Publié début février 2026, le bilan annuel des Douanes confirme une nouvelle réduction du déficit commercial français en 2025. Le solde des échanges de biens s’établit à 69,2 milliards d’euros, marquant une amélioration notable mais laissant intacte la question centrale de la compétitivité de la France dans le commerce mondial.
Une amélioration dans un contexte international tendu
Le déficit commercial français recule en 2025 pour la troisième année consécutive. Selon les données de la Direction générale des douanes et droits indirects, le solde des échanges de biens atteint –69,2 milliards d’euros, soit près de 10 milliards d’euros de mieux qu’en 2024. Cette évolution intervient pourtant dans un contexte marqué par des tensions commerciales persistantes et par un durcissement des droits de douane sur plusieurs marchés stratégiques.
Toutefois, cette amélioration du déficit commercial ne résulte pas d’un choc structurel majeur. Elle s’explique d’abord par une progression des exportations, en hausse de 2,5 % sur un an, alors que les importations n’augmentent que de 0,7 %, selon les Douanes françaises. Autrement dit, la France exporte davantage tout en maîtrisant la croissance de ses achats à l’étranger, un facteur déterminant dans la réduction mécanique du déficit commercial.
Dans le même temps, le contexte international pèse sur les échanges. La multiplication des barrières tarifaires, notamment aux États-Unis, a freiné certaines filières exportatrices. Malgré cela, les exportations françaises vers le marché américain ont globalement mieux résisté que celles d’autres partenaires européens, selon les chiffres communiqués par les Douanes et repris par plusieurs médias économiques début février 2026.
L’énergie, un facteur clé dans le déficit commercial
La baisse de la facture énergétique constitue l’un des principaux moteurs de la réduction du déficit commercial en 2025. Après les niveaux records atteints en 2022, lorsque le déficit avait culminé à 161,7 milliards d’euros, la normalisation progressive des prix de l’énergie a mécaniquement allégé le poids des importations énergétiques dans la balance commerciale française.
Selon les données officielles, cette amélioration énergétique explique une part significative du redressement observé. Moins dépendante des importations coûteuses de gaz et de pétrole qu’au pic de la crise énergétique, la France voit son déficit commercial se contracter sans que la structure de ses exportations industrielles n’ait fondamentalement changé.
Cependant, cette dynamique reste fragile. D’une part, la dépendance énergétique demeure élevée à long terme. D’autre part, une remontée durable des prix de l’énergie pourrait rapidement inverser la tendance.
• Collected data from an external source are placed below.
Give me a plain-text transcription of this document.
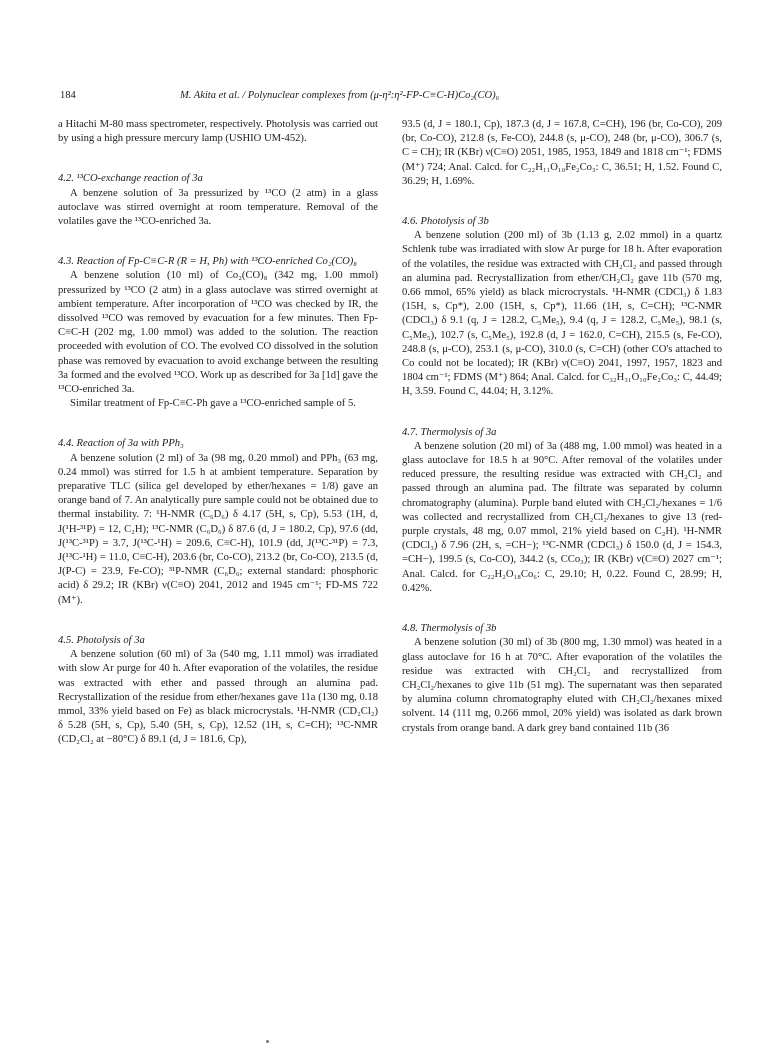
184	M. Akita et al. / Polynuclear complexes from (μ-η²:η²-FP-C≡C-H)Co₂(CO)₆

a Hitachi M-80 mass spectrometer, respectively. Photolysis was carried out by using a high pressure mercury lamp (USHIO UM-452).

4.2. ¹³CO-exchange reaction of 3a

A benzene solution of 3a pressurized by ¹³CO (2 atm) in a glass autoclave was stirred overnight at room temperature. Removal of the volatiles gave the ¹³CO-enriched 3a.

4.3. Reaction of Fp-C≡C-R (R = H, Ph) with ¹³CO-enriched Co₂(CO)₈

A benzene solution (10 ml) of Co₂(CO)₈ (342 mg, 1.00 mmol) pressurized by ¹³CO (2 atm) in a glass autoclave was stirred overnight at ambient temperature. After incorporation of ¹³CO was checked by IR, the dissolved ¹³CO was removed by evacuation for a few minutes. Then Fp-C≡C-H (202 mg, 1.00 mmol) was added to the solution. The reaction proceeded with evolution of CO. The evolved CO dissolved in the solution phase was removed by evacuation to avoid exchange between the resulting 3a formed and the evolved ¹³CO. Work up as described for 3a [1d] gave the ¹³CO-enriched 3a.

Similar treatment of Fp-C≡C-Ph gave a ¹³CO-enriched sample of 5.

4.4. Reaction of 3a with PPh₃

A benzene solution (2 ml) of 3a (98 mg, 0.20 mmol) and PPh₃ (63 mg, 0.24 mmol) was stirred for 1.5 h at ambient temperature. Separation by preparative TLC (silica gel developed by ether/hexanes = 1/8) gave an orange band of 7. An analytically pure sample could not be obtained due to thermal instability. 7: ¹H-NMR (C₆D₆) δ 4.17 (5H, s, Cp), 5.53 (1H, d, J(¹H-³¹P) = 12, C₂H); ¹³C-NMR (C₆D₆) δ 87.6 (d, J = 180.2, Cp), 97.6 (dd, J(¹³C-³¹P) = 3.7, J(¹³C-¹H) = 209.6, C≡C-H), 101.9 (dd, J(¹³C-³¹P) = 7.3, J(¹³C-¹H) = 11.0, C≡C-H), 203.6 (br, Co-CO), 213.2 (br, Co-CO), 213.5 (d, J(P-C) = 23.9, Fe-CO); ³¹P-NMR (C₆D₆; external standard: phosphoric acid) δ 29.2; IR (KBr) ν(C≡O) 2041, 2012 and 1945 cm⁻¹; FD-MS 722 (M⁺).

4.5. Photolysis of 3a

A benzene solution (60 ml) of 3a (540 mg, 1.11 mmol) was irradiated with slow Ar purge for 40 h. After evaporation of the volatiles, the residue was extracted with ether and passed through an alumina pad. Recrystallization of the residue from ether/hexanes gave 11a (130 mg, 0.18 mmol, 33% yield based on Fe) as black microcrystals. ¹H-NMR (CD₂Cl₂) δ 5.28 (5H, s, Cp), 5.40 (5H, s, Cp), 12.52 (1H, s, C=CH); ¹³C-NMR (CD₂Cl₂ at −80°C) δ 89.1 (d, J = 181.6, Cp),

93.5 (d, J = 180.1, Cp), 187.3 (d, J = 167.8, C=CH), 196 (br, Co-CO), 209 (br, Co-CO), 212.8 (s, Fe-CO), 244.8 (s, μ-CO), 248 (br, μ-CO), 306.7 (s, C = CH); IR (KBr) ν(C≡O) 2051, 1985, 1953, 1849 and 1818 cm⁻¹; FDMS (M⁺) 724; Anal. Calcd. for C₂₂H₁₁O₁₀Fe₂Co₃: C, 36.51; H, 1.52. Found C, 36.29; H, 1.69%.

4.6. Photolysis of 3b

A benzene solution (200 ml) of 3b (1.13 g, 2.02 mmol) in a quartz Schlenk tube was irradiated with slow Ar purge for 18 h. After evaporation of the volatiles, the residue was extracted with CH₂Cl₂ and passed through an alumina pad. Recrystallization from ether/CH₂Cl₂ gave 11b (570 mg, 0.66 mmol, 65% yield) as black microcrystals. ¹H-NMR (CDCl₃) δ 1.83 (15H, s, Cp*), 2.00 (15H, s, Cp*), 11.66 (1H, s, C=CH); ¹³C-NMR (CDCl₃) δ 9.1 (q, J = 128.2, C₅Me₅), 9.4 (q, J = 128.2, C₅Me₅), 98.1 (s, C₅Me₅), 102.7 (s, C₅Me₅), 192.8 (d, J = 162.0, C=CH), 215.5 (s, Fe-CO), 248.8 (s, μ-CO), 253.1 (s, μ-CO), 310.0 (s, C=CH) (other CO's attached to Co could not be located); IR (KBr) ν(C≡O) 2041, 1997, 1957, 1823 and 1804 cm⁻¹; FDMS (M⁺) 864; Anal. Calcd. for C₃₂H₃₁O₁₀Fe₂Co₃: C, 44.49; H, 3.59. Found C, 44.04; H, 3.12%.

4.7. Thermolysis of 3a

A benzene solution (20 ml) of 3a (488 mg, 1.00 mmol) was heated in a glass autoclave for 18.5 h at 90°C. After removal of the volatiles under reduced pressure, the resulting residue was extracted with CH₂Cl₂ and passed through an alumina pad. The filtrate was separated by column chromatography (alumina). Purple band eluted with CH₂Cl₂/hexanes = 1/6 was collected and recrystallized from CH₂Cl₂/hexanes to give 13 (red-purple crystals, 48 mg, 0.07 mmol, 21% yield based on C₂H). ¹H-NMR (CDCl₃) δ 7.96 (2H, s, =CH−); ¹³C-NMR (CDCl₃) δ 150.0 (d, J = 154.3, =CH−), 199.5 (s, Co-CO), 344.2 (s, CCo₃); IR (KBr) ν(C≡O) 2027 cm⁻¹; Anal. Calcd. for C₂₂H₂O₁₈Co₆: C, 29.10; H, 0.22. Found C, 28.99; H, 0.42%.

4.8. Thermolysis of 3b

A benzene solution (30 ml) of 3b (800 mg, 1.30 mmol) was heated in a glass autoclave for 16 h at 70°C. After evaporation of the volatiles the residue was extracted with CH₂Cl₂ and recrystallized from CH₂Cl₂/hexanes to give 11b (51 mg). The supernatant was then separated by alumina column chromatography eluted with CH₂Cl₂/hexanes mixed solvent. 14 (111 mg, 0.266 mmol, 20% yield) was isolated as dark brown crystals from orange band. A dark grey band contained 11b (36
En ce sens, la réduction actuelle du déficit commercial apparaît davantage comme le résultat d’un contexte de prix favorable que comme celui d’une transformation profonde de l’appareil productif français.
Les comparaisons historiques le confirment. En 2019, avant la pandémie, le déficit commercial de la France s’élevait à environ 58 milliards d’euros. Le niveau atteint en 2025 reste donc supérieur à celui observé avant les grandes crises successives, ce qui souligne le caractère encore incomplet du redressement.
Des déséquilibres sectoriels toujours marqués
Derrière la baisse globale du déficit commercial, les disparités sectorielles demeurent importantes. Certains secteurs continuent de soutenir les exportations françaises, à commencer par l’aéronautique, régulièrement citée comme l’un des principaux contributeurs positifs à la balance commerciale. À l’inverse, d’autres filières, notamment l’agroalimentaire, suscitent des inquiétudes croissantes.
La contribution négative de l’agriculture et de l’agroalimentaire s’accentue, en raison notamment de la hausse des coûts de production et d’une concurrence internationale plus agressive. Cette évolution pèse sur la capacité de la France à réduire durablement son déficit commercial, en particulier sur les produits à forte valeur ajoutée.
Sur le plan politique, le gouvernement met en avant la résilience du commerce extérieur français dans un environnement international plus fragmenté. « Dans un monde commercial plus fragmenté et plus exigeant, la France démontre sa capacité à tenir le cap », a déclaré Nicolas Forissier, ministre délégué chargé du Commerce extérieur.